Some sites saw massive drops, but others saw incredible gains. The reason why some of the websites might have dropped in rating could be due to many things.
- They might not have an about page – Google’s QRG clearly states that it should be obvious to the consumers who are responsible for the information that is presented on a website. Clear information helps users to feel more comfortable in trusting a site.
- Very little extra reputation – If your site sells a product, then it should have a really good reputation. If there is a lack of reputation, or a negative reputation (even if its mild) can be a sign of low quality.
- The site may be advocating a treatment (medical) that is against the consensus – If you sell any health-related products that have a negative reputation or no backing, then you might find your ranking getting lower, then the algorithm might trust you less.

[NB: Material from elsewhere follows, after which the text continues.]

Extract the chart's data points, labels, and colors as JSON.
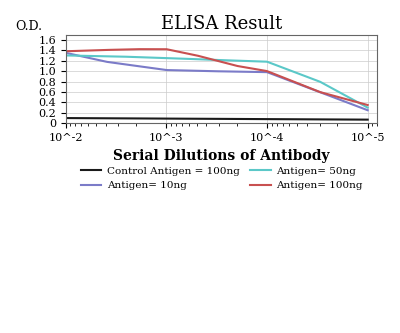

Google is not always forthcoming in ways that you can update or change your site to better suit the new algorithm. However, there are a few steps that you can take as a precaution and if you’re looking to increase visibility and stay up to date.
- Eliminate any errors your site has/may have – incl. duplicate images, links, etc.
- Make sure that your website design is responsive
- Ensure that your social media icons are placed in prominent positions to further encourage social sharing.
- Aim to publish fresh, remarkable content at least once a week.
- Include visual and video content in your blog posts.
- Make sure to set up a Frequently Asked Questions (FAQs) page on your website.
- Remain active on social platforms – incl. (but not limited to) Google Plus, YouTube, Pinterest, Instagram, and Facebook.
- Reach your to subscribers with emails that include incentives and helpful information.
As we mentioned before, mobile first-index, content and on-site linking, and site speed were factors that were rewarded quite well with this update. So, with those factors, how can you avoid suffering from bad search results and less website traffic?
In terms of Mobile First-Indexing, any website that does not have a mobile version, not responsive, or they have a separate mobile site – will not be treated well under the new update. Various brands have been complaining this past month over their rankings, but more often than not, these brands do not have a correct mobile version. In addition to that, you should have clear information above the fold, not hide their content, and do not cover up the content with pop-ups.
Content is king, especially if you want to rank high on Google’s search engines. Google has suggested that websites should have Expertise, Authority, and Trust (EAT) in order to rank well. Bloggers are likely to reference other websites quite often since they will be basing their opinions on other reputable sources. Whereas, legitimate medical professional won’t need to as they are writing their opinions without needing to reference others.
Site speed and loading time have been important to Google’s ranking scale for a long time. And now, more than ever, it’s crucial in order to get good results. If a site had ranked at the first position even with poor site speed, that won’t be the case anymore. Designers and SEOs should first and foremost look at the site speed when designing a website. You should include compressing images to be under 100kb, browser caching, and compressing code wherever possible.
Overall, this ‘medic core’ update seems to be geared towards making content more authoritative. It also enables users to have a better experience browsing on mobile with faster load times across devices. As ranking higher with a basic design and adding content has certainly made SEO harder than ever before. Though the health industry was the main focus of this update, all SEO professionals need to stay on top of their game. Otherwise, they might find the update having an impact on their websites.